Have you ever fell victim to misinformation? Or worse, forwarded news articles only to realise that they were all false information? Fake news have been on the rise in recent times, in fact it has been shown that 90 per cent of Singaporeans did not spot fake news correctly eventhought 80% were confident of doing so source. This proves that the human mind is alot more subjective when interpreting news, and therefore the used of machines to learn the intricacies of words in news can be helpful.
- This culminated locally in Singapore where there were fake news being spread about the use of ivermectin as an alternate to covid vaccines source. Here, the consequence can be drastic and dangerous.
- Fake news are usually generated and gets traction from social media platforms, one of the popular ones being Reddit. Furthermore, fake news arguably captures the reader's attention better than real ones. With social media being the main source of information for most people, it is also the main source for misinformation. If there is ever a time to stomp out fake news, it is now.
- In this project, we propose 2 machine learning models that discern fake news from real ones, with a high degree of accuracy.
- The first approach utilizes non-textual data (e.g. post scores, time created, number of comments) to distinguish between fake and real news. This will be considered our baseline model.
- The second approach utilizes Natural Language Processing (NLP) to learn from the words used in reddit posts and to determine if it is fake or real news.
- Our data was web-scraped using the PushShift API and 10,000 documents were extracted from r/TheOnion and r/news subreddits.
- The data was then cleaned and analysed.
Interestingly, we see that r/news posts are created more consistently throughout the day. r/TheOnion posts are more erratic, mostly created at night till the wee hours between 8pm to 2am.
- between 10pm-4am, more r/TheOnion posts were created.
- between 5am-9pm, more r/news posts were created.
After some cleaning of text, we also observe the following frequency of words in our datasets.
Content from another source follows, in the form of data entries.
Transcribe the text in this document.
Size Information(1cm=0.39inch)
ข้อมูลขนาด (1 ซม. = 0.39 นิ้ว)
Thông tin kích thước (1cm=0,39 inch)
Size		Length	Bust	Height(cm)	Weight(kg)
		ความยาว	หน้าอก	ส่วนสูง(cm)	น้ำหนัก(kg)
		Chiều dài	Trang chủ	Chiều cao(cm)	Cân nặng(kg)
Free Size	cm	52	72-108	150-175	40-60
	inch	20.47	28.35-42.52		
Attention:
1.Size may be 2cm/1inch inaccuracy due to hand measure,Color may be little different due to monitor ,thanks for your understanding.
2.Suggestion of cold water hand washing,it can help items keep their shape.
It seems that covid, school, employee seems to be the dominating words.
- Using non-textual data our baseline mode performed considerably well as shown in the confusion matrix below. It had a high accuracy of 0.91 on unseen test data.
- Using textual data, our NLP-based model peformed well too with an accuracy of 0.89.
For our use case of detecting fake news, we want to maximise the metric specificity
.
- we want to maximise the number of True Negative (i.e. correctly detecting fake news as fake)
- we want to minimise the number of False Positive (i.e. wrongly detecting fake news as real)
Therefore, from the above confusion matrix perspective, we want to:
- increase the top left number
- decrease the bottom left number
From the looks of it, our model is doing very well in this regards, achieving specificity of 0.899 on the test set. This means, for every 1000 fake news, our model will correctly detect 899 of it as fake.
Specificity score comparison:
- Multinomial Naive Bayes: 0.899
- Logistic Regression: 0.866
- KNN :0.905
While the specificity score of KNN is highest, it does not do well in other metric scores. Therefore, the best compromise score is F1-score, in which our model again does very well with 0.894.
F1-score comparison:
- Multinomial Naive Bayes: 0.894
- Logistic Regression: 0.885
- KNN :0.808
We also did hyperparameter tuning and below is a graph of how alpha affects the accuracy score for our Multinomial Naive Bayes Model.
In conclusion, our chosen model is the Multinomial Naive Bayes with TF-IDF vectorizor. The model can be considered a success as it achieves a high accuracy of 0.89. Eventhough the score is just slightly lower than our baseline model, its versatility and the limitations of the baseline model means that our eventual model will always be preferred. With more data to learn from, and from other sources as well, there is potential for even higher scores with this model.
One way of improving the project could be to combine both approaches into 1. With more time in hand, ColumnTransformers can be used within Pipeline to determine the scores when textual data is combined with non-textual data.
Also, words used in social media is ever-changing. One word can emerge with an entirely different meaning from normal usage. Including sentiment analysis this project could be useful in making the model more robust.
Furthermore, our model should expand its horizon and accept texts from a variety of sources; either from other subreddits, or even beyond reddit itself.